June 22, 2018
Former Israeli Energy Minister Gonen Segev has been arrested and charged with spying for Iran, the Israel Security Agency, known as Shin Bet, has announced.
Segev, now 62, was a cabinet minister in the 1990s and did not spy for Iran then. He was later convicted of drug smuggling. After his release from prison, he moved to Africa where Shin Bet said he was recruited by Iran’s embassy in Nigeria in 2012.
Segev had been sentenced for attempting to bring 25,000 ecstasy pills into Israel from the Netherlands. He said he thought they were M&M candies.
He was extradited to Israel last month at the request of Israeli police.
According to Shin Bet, Segev met twice with Iranian operatives, knowing they were from Iranian intelligence. The agency said Segev was given a communications system to encrypt messages sent to his handlers.
The former energy minister stands accused of revealing information connected to Israel’s energy market and security sites, including intelligence on buildings, and officials in political and security organizations, Shin Bet said.
He was also in touch with Israeli citizens working in security and foreign relations, it said, connecting them with Iranian intelligence officials posing as regular businessmen.
But he had been out of the government for 16 years before he began working for Iran, so he did not have access to current Israeli secrets.
Segev was charged with spying for the enemy and a number of other offenses. Additional details of the investigation are under a gag order.
A lawyer for Segev, Moshe Mazor, told CNN, “Recently, an indictment has been filed. Most of the details are confidential at the state’s request. Even at this early stage, it is possible to say that the permitted publication looks extremely severe, even though in the indictment, whose full details remain confidential, an entirely different picture emerges.”
Segev served in the Israeli Parliament, the Knesset, from 1992 to 1996 in the Tzomet and Yiud political parties. He served as Minister of Energy and Infrastructure under Prime Ministers Yitzhak Rabin and Shimon Peres, from 1995 to 1996, but was not re-elected in 1996.
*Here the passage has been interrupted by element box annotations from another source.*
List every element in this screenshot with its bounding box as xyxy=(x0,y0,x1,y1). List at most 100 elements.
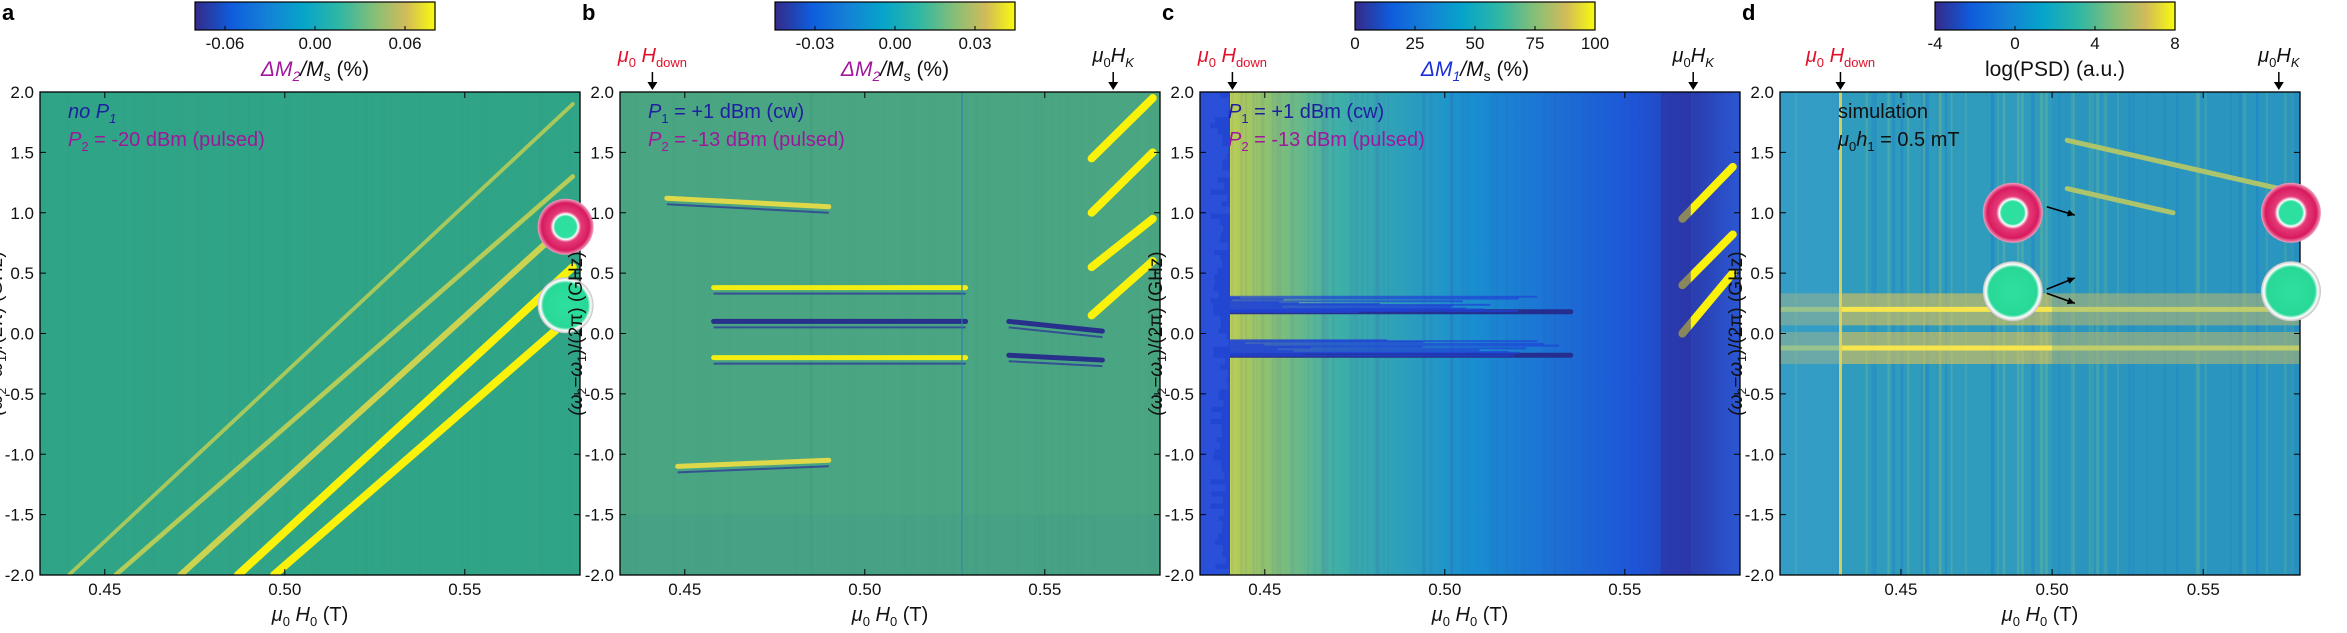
x-axis-label: μ0 H0 (T) xyxy=(851,604,929,629)
noise-stripe xyxy=(1387,92,1389,575)
noise-stripe xyxy=(728,92,731,575)
noise-stripe xyxy=(518,92,521,575)
ragged-edge xyxy=(1200,436,1217,443)
noise-stripe xyxy=(249,92,250,575)
noise-stripe xyxy=(1240,92,1243,575)
ragged-edge xyxy=(1200,170,1230,177)
bottom-band xyxy=(620,515,1160,575)
y-tick-label: -1.0 xyxy=(5,445,34,464)
noise-stripe xyxy=(1035,92,1039,575)
ragged-edge xyxy=(1200,158,1222,165)
noise-stripe xyxy=(287,92,290,575)
ragged-edge xyxy=(1200,134,1222,141)
noise-stripe xyxy=(1716,92,1718,575)
ring-icon xyxy=(538,199,594,255)
ragged-edge xyxy=(1200,116,1215,123)
colorbar-label: ΔM2/Ms (%) xyxy=(840,58,949,84)
noise-stripe xyxy=(1422,92,1426,575)
noise-stripe xyxy=(1050,92,1053,575)
colorbar-tick-label: -4 xyxy=(1927,34,1942,53)
noise-stripe xyxy=(848,92,851,575)
noise-stripe xyxy=(932,92,936,575)
noise-stripe xyxy=(1450,92,1452,575)
y-tick-label: -2.0 xyxy=(585,566,614,585)
noise-stripe xyxy=(1000,92,1001,575)
ragged-edge xyxy=(1200,376,1226,383)
colorbar-tick-label: 0.00 xyxy=(878,34,911,53)
ragged-edge xyxy=(1200,255,1220,262)
y-tick-label: 0.0 xyxy=(10,325,34,344)
tongue-edge xyxy=(1218,355,1514,357)
noise-stripe xyxy=(1626,92,1629,575)
noise-stripe xyxy=(1041,92,1044,575)
x-tick-label: 0.50 xyxy=(1428,580,1461,599)
y-tick-label: 0.5 xyxy=(1170,264,1194,283)
noise-stripe xyxy=(1094,92,1096,575)
noise-stripe xyxy=(930,92,932,575)
colorbar-tick-label: 4 xyxy=(2090,34,2099,53)
colorbar-tick-label: 75 xyxy=(1526,34,1545,53)
noise-stripe xyxy=(1292,92,1294,575)
noise-stripe xyxy=(1522,92,1526,575)
noise-stripe xyxy=(628,92,629,575)
noise-stripe xyxy=(635,92,639,575)
noise-stripe xyxy=(530,92,531,575)
x-tick-label: 0.50 xyxy=(268,580,301,599)
noise-stripe xyxy=(461,92,463,575)
ragged-edge xyxy=(1200,394,1219,401)
ragged-edge xyxy=(1200,527,1222,534)
ragged-edge xyxy=(1200,352,1214,359)
noise-stripe xyxy=(1256,92,1257,575)
x-tick-label: 0.55 xyxy=(1608,580,1641,599)
noise-stripe xyxy=(1564,92,1565,575)
noise-stripe xyxy=(1349,92,1353,575)
left-region xyxy=(1780,92,1840,575)
ragged-edge xyxy=(1200,321,1221,328)
right-region xyxy=(2052,92,2300,575)
noise-stripe xyxy=(699,92,703,575)
ragged-edge xyxy=(1200,430,1222,437)
noise-stripe xyxy=(1505,92,1508,575)
panel-a: a -0.06 0.00 0.06 ΔM2/Ms (%) -2.0 -1.5 -1.0 -0.5… xyxy=(0,0,594,629)
colorbar-tick-label: -0.06 xyxy=(206,34,245,53)
panel-letter: b xyxy=(582,0,595,25)
field-marker-label: μ0 Hdown xyxy=(1805,45,1875,70)
y-tick-label: 2.0 xyxy=(590,83,614,102)
noise-stripe xyxy=(1332,92,1335,575)
ragged-edge xyxy=(1200,152,1227,159)
colorbar-tick-label: 8 xyxy=(2170,34,2179,53)
y-tick-label: -1.0 xyxy=(1745,445,1774,464)
noise-stripe xyxy=(1583,92,1587,575)
ragged-edge xyxy=(1200,104,1229,111)
ragged-edge xyxy=(1200,370,1228,377)
noise-stripe xyxy=(177,92,180,575)
y-tick-label: -1.5 xyxy=(5,506,34,525)
ragged-edge xyxy=(1200,273,1214,280)
tongue-edge xyxy=(1218,311,1358,313)
panel-letter: d xyxy=(1742,0,1755,25)
ragged-edge xyxy=(1200,497,1223,504)
ragged-edge xyxy=(1200,364,1220,371)
noise-stripe xyxy=(830,92,831,575)
dark-column xyxy=(1661,92,1691,575)
noise-stripe xyxy=(654,92,655,575)
colorbar xyxy=(195,2,435,30)
tongue-edge xyxy=(1218,352,1520,354)
noise-stripe xyxy=(466,92,469,575)
ring-icon xyxy=(1983,183,2043,243)
ragged-edge xyxy=(1200,346,1213,353)
colorbar-label: ΔM1/Ms (%) xyxy=(1420,58,1529,84)
noise-stripe xyxy=(1025,92,1026,575)
y-tick-label: 0.5 xyxy=(10,264,34,283)
colorbar xyxy=(1355,2,1595,30)
ragged-edge xyxy=(1200,164,1222,171)
ragged-edge xyxy=(1200,460,1221,467)
y-tick-label: 0.0 xyxy=(1170,325,1194,344)
ragged-edge xyxy=(1200,110,1228,117)
y-tick-label: -0.5 xyxy=(1165,385,1194,404)
x-axis-label: μ0 H0 (T) xyxy=(2001,604,2079,629)
noise-stripe xyxy=(1546,92,1547,575)
noise-stripe xyxy=(309,92,311,575)
field-marker-arrowhead xyxy=(1835,82,1845,90)
noise-stripe xyxy=(112,92,114,575)
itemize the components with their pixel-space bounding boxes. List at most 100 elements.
A pilot in the Israeli military, he held the rank of captain before leaving the service and becoming a physician. Segev found his public standing soured when he was arrested in 2004 for attempting to smuggle the ecstasy pills from the Netherlands to Israel.
He left Israel in 2007 after his release from two years in prison and has since lived in West Africa.
The police and Shin Bet said they rearrested Segev after he attempted to fly to Equatorial Guinea in May. He was refused entry and extradited to Israel where he remains in custody.
Shin Bet said his medical license in Israel was canceled after his conviction. But he was allowed to practice medicine in Africa and served as a physician to Israeli diplomats in West Africa. That enabled him to maintain contacts with Israelis in official positions.